I hurried down the hallway toward the bathroom, where I locked the door with the chintzy little latch and took a quick shower. I needed to clear my mind and wash off the heat and humidity. I cranked the faucets until the pipes rattled. I stood under a mere trickle of water, running my hands over the knotty, bumpy, purple scars on my flesh. Before he left me for dead, Baldilocks had carved T-H-I-R-T-E-N-E on my chest. He couldn’t spell worth a damn.
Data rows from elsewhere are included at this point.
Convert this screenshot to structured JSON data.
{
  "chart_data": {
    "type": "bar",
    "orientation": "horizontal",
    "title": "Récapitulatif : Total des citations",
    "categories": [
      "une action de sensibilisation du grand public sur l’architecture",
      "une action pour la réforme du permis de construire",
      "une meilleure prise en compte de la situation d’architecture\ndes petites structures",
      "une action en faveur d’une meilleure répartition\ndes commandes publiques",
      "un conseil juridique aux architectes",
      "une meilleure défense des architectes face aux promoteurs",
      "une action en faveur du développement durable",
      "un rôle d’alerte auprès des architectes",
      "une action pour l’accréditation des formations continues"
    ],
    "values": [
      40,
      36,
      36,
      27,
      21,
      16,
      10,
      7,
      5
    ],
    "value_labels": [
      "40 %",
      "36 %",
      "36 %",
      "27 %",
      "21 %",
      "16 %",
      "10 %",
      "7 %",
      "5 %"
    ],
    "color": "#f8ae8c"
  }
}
I don’t know what made me madder—the ugly scars he’d left on my flesh or the way he’d misspelled my age that day.

I used to sleep like a baby, all twisted up in my sheets and breathing softly, just like the little girl in the attic. I used to think I was safe in my own home, and so I slept soundly, drunk on the fresh air wafting through my bedroom windows and sunk inside my own fluffy childhood dreamscape. My room used to smell of crayons and cookie crumbs, too. Just like any little kid’s room.

But then Baldilocks got inside my head and turned me into a monster.

And I blame him for everything.

He opened up a sick need in me and ruined my life.

And I’m going to get him.

We’ve been crisscrossing the country—him running, me chasing.

Baldilocks has been leaving me little messages in the classifieds for years.